RAEL Keeps It Real, Finds Ethnic Listeners Receptive To Radio Ads

Black and Spanish-speaking Hispanic radio listeners are more receptive to radio advertising than white listeners, according to a study released Wednesday from the Radio Ad Effectiveness Laboratory (RAEL).

The study examined the emotional connection and consumer perceptions of radio advertising in comparison with television, newspapers and the Internet. It found that radio advertising is perceived as significantly more personally relevant to listeners than advertising in other media.

The results, however, are skewed heavily toward African-American and Hispanic (particularly Spanish-language dominant) communities.

"[Radio] becomes a forum for conversation that resonates with the Hispanic and African-American [listener]," says Ilia Leon, director of multicultural media for ZenithOptimedia unit ZO Multicultural. "They say things that resonate with what you know.

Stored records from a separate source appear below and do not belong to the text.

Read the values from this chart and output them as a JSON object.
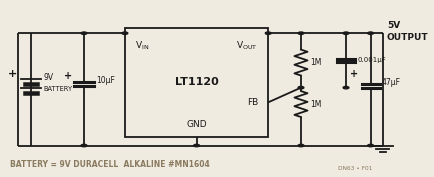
{
  "bg_color": "#f0ebe0",
  "line_color": "#1a1a1a",
  "text_color": "#1a1a1a",
  "label_color": "#8a7a60",
  "figsize": [
    4.35,
    1.77
  ],
  "dpi": 100,
  "ic_label": "LT1120",
  "gnd_label": "GND",
  "fb_label": "FB",
  "output_label": "5V\nOUTPUT",
  "cap1_label": "10μF",
  "cap2_label": "0.001μF",
  "cap3_label": "47μF",
  "res1_label": "1M",
  "res2_label": "1M",
  "bottom_text": "BATTERY = 9V DURACELL  ALKALINE #MN1604",
  "part_ref": "DN63 • F01"
}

There is a more personal connection with the audience. If you laugh along with the chatter in the morning, you'll listen to the commercial that follows it more closely."

The study highlighted key emotional connections in which radio, as entertainment, outdistances other forms of media: mood improvement, relaxation, motivation, comfort and as a catalyst for a good time. However, media buyers will likely hone on the high opinion that radio ads hold with Black and Hispanic listeners.

In practically every category, ethnic listeners said that radio advertising more closely touched their lives and emotions than did white listeners. Blacks and Hispanics felt that radio ads were more honest, more fun and reached both targeted listeners and the interview subject better than any of the other media forms. The length of radio commercials was the only area in which there was a reverse discrepancy--Hispanic respondents said radio ads were anything but concise.

Overall, respondents said that radio advertising outdistanced all other forms of media in every one of the above categories.

The study interviewed 2,649 individuals ages 18 to 54 through randomly dialed telephone calls in June and July 2006.